Что ж, неудивительно, ведь пропавшая супруга Николаса была актрисой. И хорошей, признавала Мелисса. Фильмы с участием Василисы Прекрасной (разумеется, это был псевдоним; в мире искусства с непритязательной фамилией Горшкова далеко не уедешь) за эти годы стали классикой.

Так что, если Мелисса хотела привлечь внимание самого могущественного мужчины на земле, стоило немного напрячься и усилием воли приподнять уровень своей культурности.

Втайне она предвкушала, как Николас, грустя в одинокой роскоши императорской ложи, случайно наведет бинокль на партер, а там… Там она.

Мелисса тщательно продумала свой образ на вечер: красное шелковое платье с драпировкой в районе декольте; небрежная, но требующая много труда укладка; бриллианты в ушах и на запястье; бриллиантовая же накладка на перстне-разумнике. Разумеется, шпильки – с ее ростом это было просто необходимо. Итак, весь первый акт Николас будет рассматривать Мелиссу в бинокль, а в антракте пригласит к себе в ложу.
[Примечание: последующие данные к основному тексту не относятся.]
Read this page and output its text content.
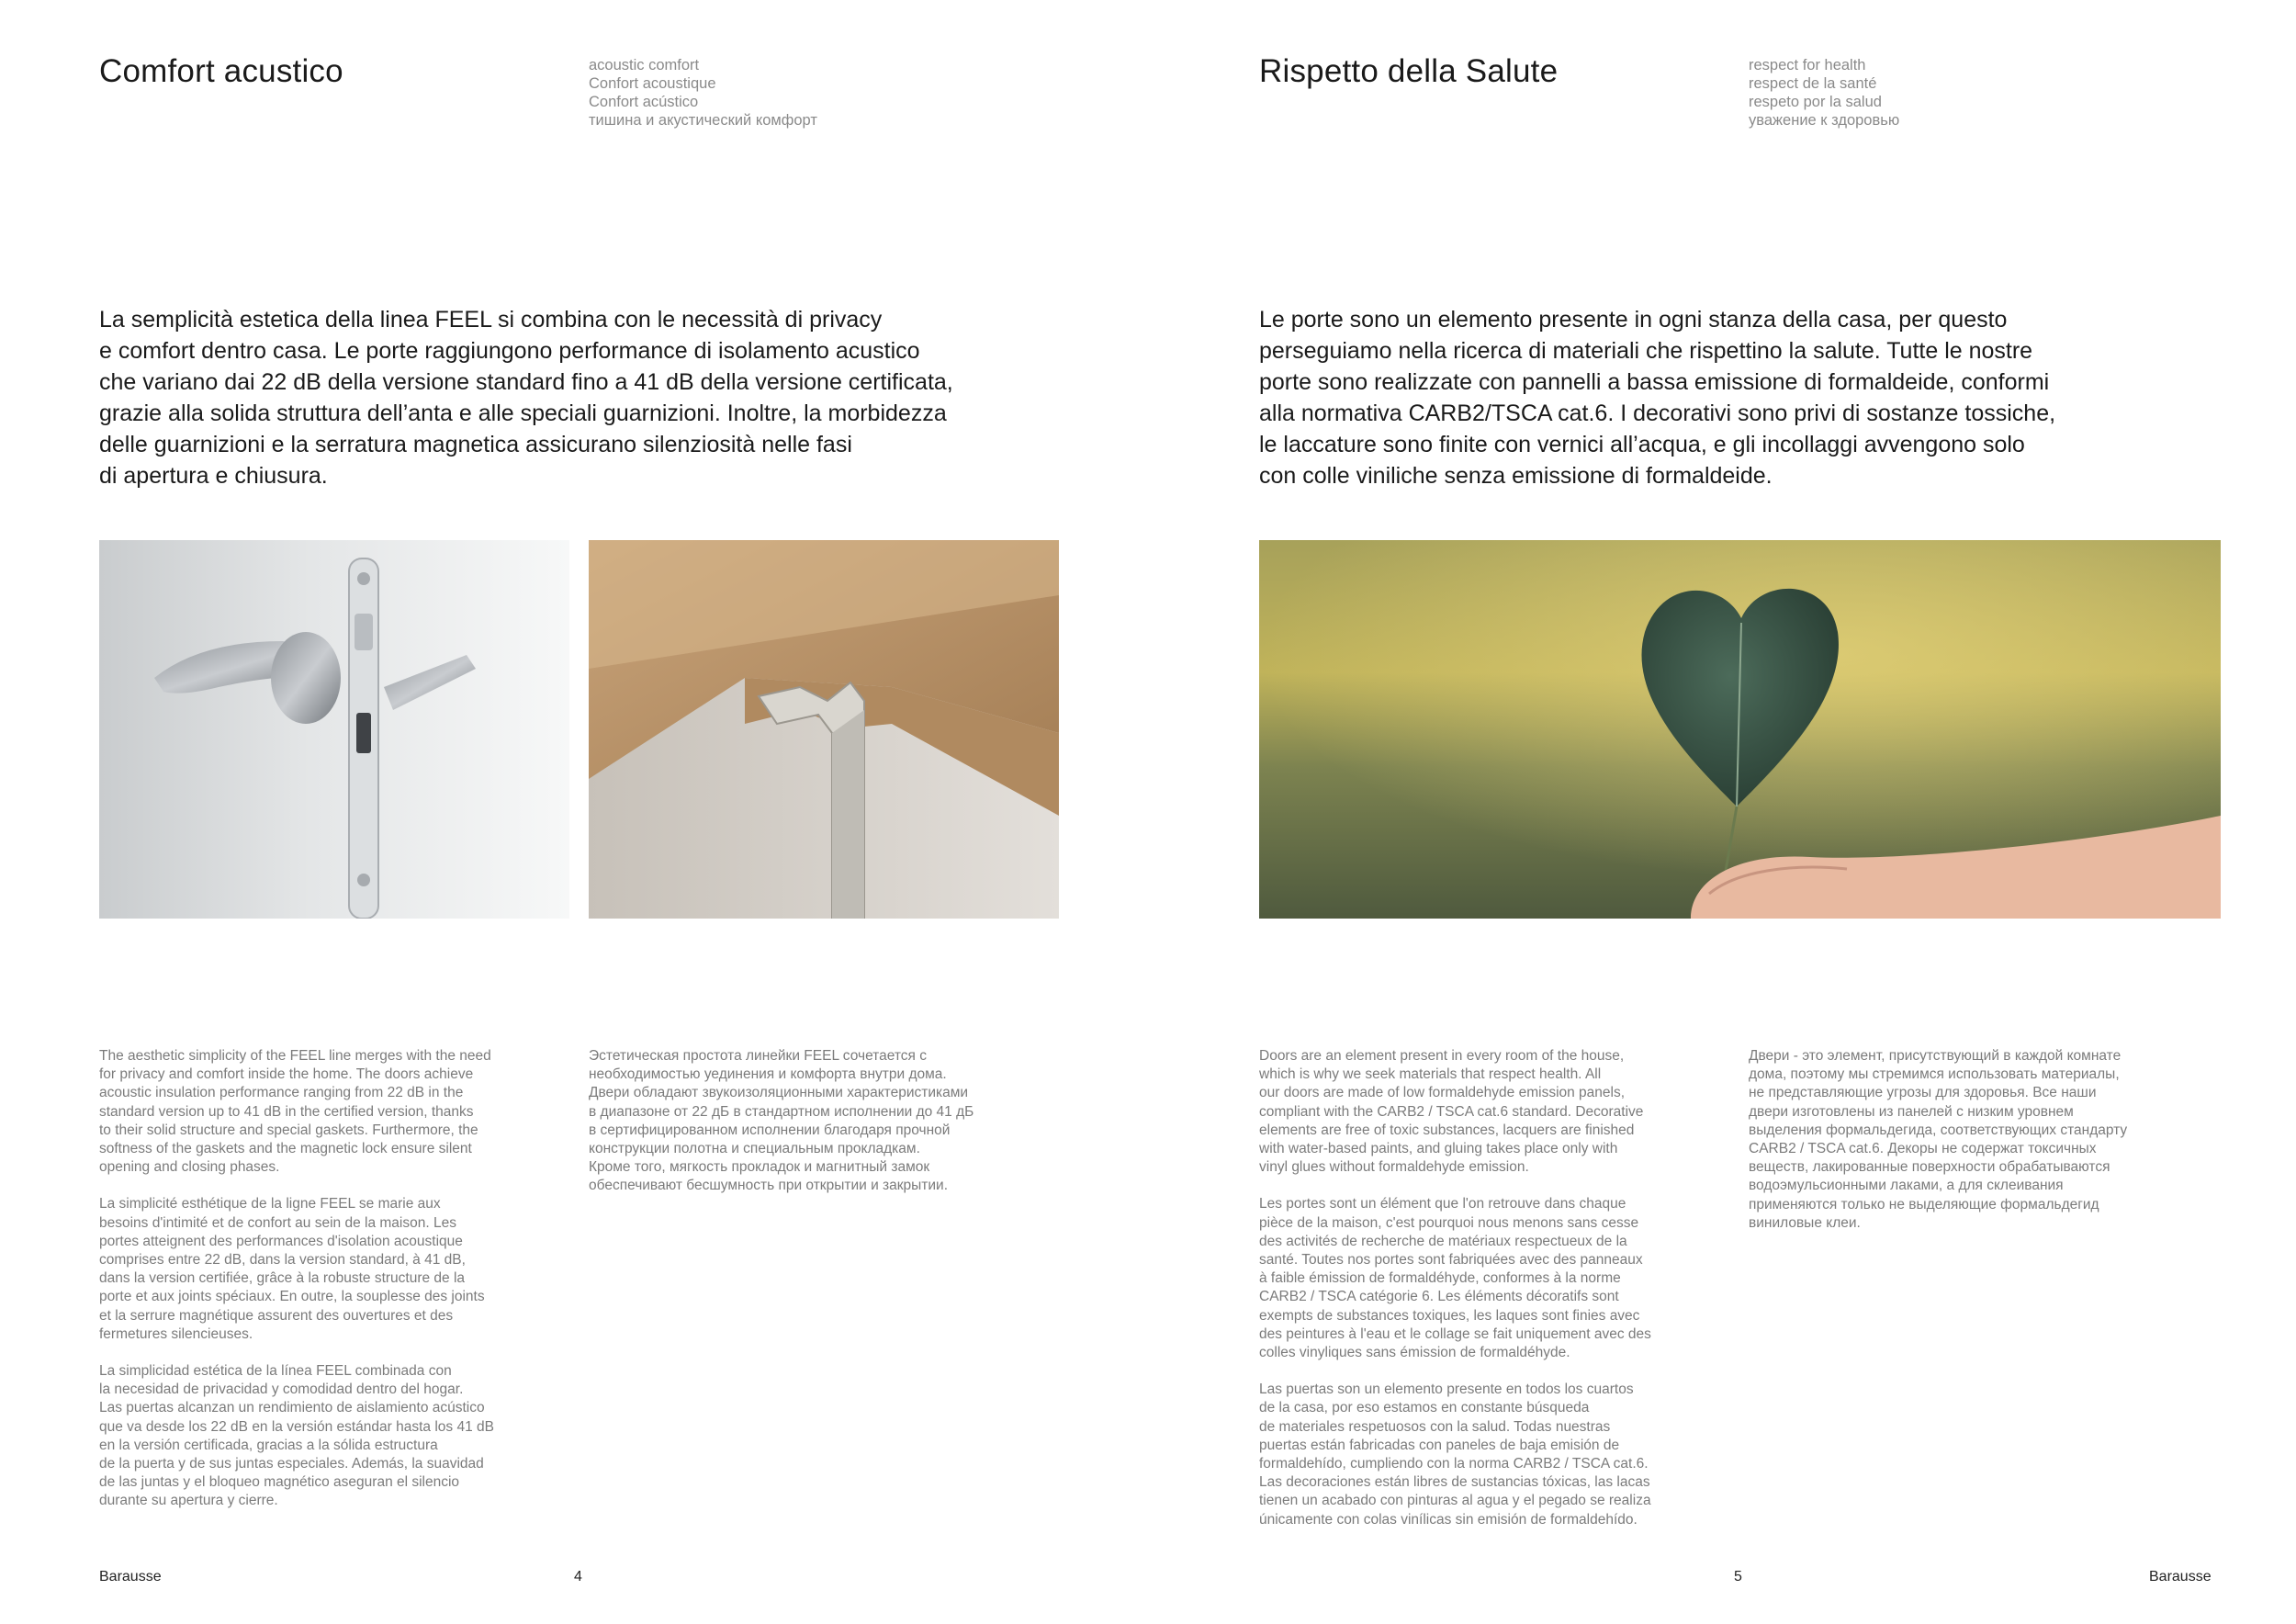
Comfort acustico	acoustic comfort
Confort acoustique
Confort acústico
тишина и акустический комфорт
La semplicità estetica della linea FEEL si combina con le necessità di privacy
e comfort dentro casa. Le porte raggiungono performance di isolamento acustico
che variano dai 22 dB della versione standard fino a 41 dB della versione certificata,
grazie alla solida struttura dell’anta e alle speciali guarnizioni. Inoltre, la morbidezza
delle guarnizioni e la serratura magnetica assicurano silenziosità nelle fasi
di apertura e chiusura.

The aesthetic simplicity of the FEEL line merges with the need
for privacy and comfort inside the home. The doors achieve
acoustic insulation performance ranging from 22 dB in the
standard version up to 41 dB in the certified version, thanks
to their solid structure and special gaskets. Furthermore, the
softness of the gaskets and the magnetic lock ensure silent
opening and closing phases.

La simplicité esthétique de la ligne FEEL se marie aux
besoins d'intimité et de confort au sein de la maison. Les
portes atteignent des performances d'isolation acoustique
comprises entre 22 dB, dans la version standard, à 41 dB,
dans la version certifiée, grâce à la robuste structure de la
porte et aux joints spéciaux. En outre, la souplesse des joints
et la serrure magnétique assurent des ouvertures et des
fermetures silencieuses.

La simplicidad estética de la línea FEEL combinada con
la necesidad de privacidad y comodidad dentro del hogar.
Las puertas alcanzan un rendimiento de aislamiento acústico
que va desde los 22 dB en la versión estándar hasta los 41 dB
en la versión certificada, gracias a la sólida estructura
de la puerta y de sus juntas especiales. Además, la suavidad
de las juntas y el bloqueo magnético aseguran el silencio
durante su apertura y cierre.

Эстетическая простота линейки FEEL сочетается с
необходимостью уединения и комфорта внутри дома.
Двери обладают звукоизоляционными характеристиками
в диапазоне от 22 дБ в стандартном исполнении до 41 дБ
в сертифицированном исполнении благодаря прочной
конструкции полотна и специальным прокладкам.
Кроме того, мягкость прокладок и магнитный замок
обеспечивают бесшумность при открытии и закрытии.

Barausse	4
Rispetto della Salute	respect for health
respect de la santé
respeto por la salud
уважение к здоровью
Le porte sono un elemento presente in ogni stanza della casa, per questo
perseguiamo nella ricerca di materiali che rispettino la salute. Tutte le nostre
porte sono realizzate con pannelli a bassa emissione di formaldeide, conformi
alla normativa CARB2/TSCA cat.6. I decorativi sono privi di sostanze tossiche,
le laccature sono finite con vernici all’acqua, e gli incollaggi avvengono solo
con colle viniliche senza emissione di formaldeide.

Doors are an element present in every room of the house,
which is why we seek materials that respect health. All
our doors are made of low formaldehyde emission panels,
compliant with the CARB2 / TSCA cat.6 standard. Decorative
elements are free of toxic substances, lacquers are finished
with water-based paints, and gluing takes place only with
vinyl glues without formaldehyde emission.

Les portes sont un élément que l'on retrouve dans chaque
pièce de la maison, c'est pourquoi nous menons sans cesse
des activités de recherche de matériaux respectueux de la
santé. Toutes nos portes sont fabriquées avec des panneaux
à faible émission de formaldéhyde, conformes à la norme
CARB2 / TSCA catégorie 6. Les éléments décoratifs sont
exempts de substances toxiques, les laques sont finies avec
des peintures à l'eau et le collage se fait uniquement avec des
colles vinyliques sans émission de formaldéhyde.

Las puertas son un elemento presente en todos los cuartos
de la casa, por eso estamos en constante búsqueda
de materiales respetuosos con la salud. Todas nuestras
puertas están fabricadas con paneles de baja emisión de
formaldehído, cumpliendo con la norma CARB2 / TSCA cat.6.
Las decoraciones están libres de sustancias tóxicas, las lacas
tienen un acabado con pinturas al agua y el pegado se realiza
únicamente con colas vinílicas sin emisión de formaldehído.

Двери - это элемент, присутствующий в каждой комнате
дома, поэтому мы стремимся использовать материалы,
не представляющие угрозы для здоровья. Все наши
двери изготовлены из панелей с низким уровнем
выделения формальдегида, соответствующих стандарту
CARB2 / TSCA cat.6. Декоры не содержат токсичных
веществ, лакированные поверхности обрабатываются
водоэмульсионными лаками, а для склеивания
применяются только не выделяющие формальдегид
виниловые клеи.

5	Barausse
И тогда на следующее утро все мировые средства массовой информации выйдут под заголовками вроде «Его Императорское Величество + Мелисса Майер =?», «Красивые и влиятельные», «Невероятный вираж российской власти», «Высочайшее свидание или деловая встреча в театре?». Майн готт, Ангел Головастиков с ума сойдет. Звонок от продюсеров «Всемогущего» гарантирован.

Мелисса и сама не знала, чего больше в ее страстном желании влюбить в себя императора: тщеславия или искренних чувств к Николасу. Относилась бы она к нему так же, если бы Николас был, скажем, простым инженером Русско-Балтийского завода? Не исключено – его непоколебимая сдержанность заводила Мелиссу, привыкшую к мужскому обожанию. Но статус Императора Российского возносил Николаса на совершенно другой уровень. Первый после Бога. Католичка Майер не могла себе позволить его упустить. Вечер в Александринском театре должен был стать судьбоносным.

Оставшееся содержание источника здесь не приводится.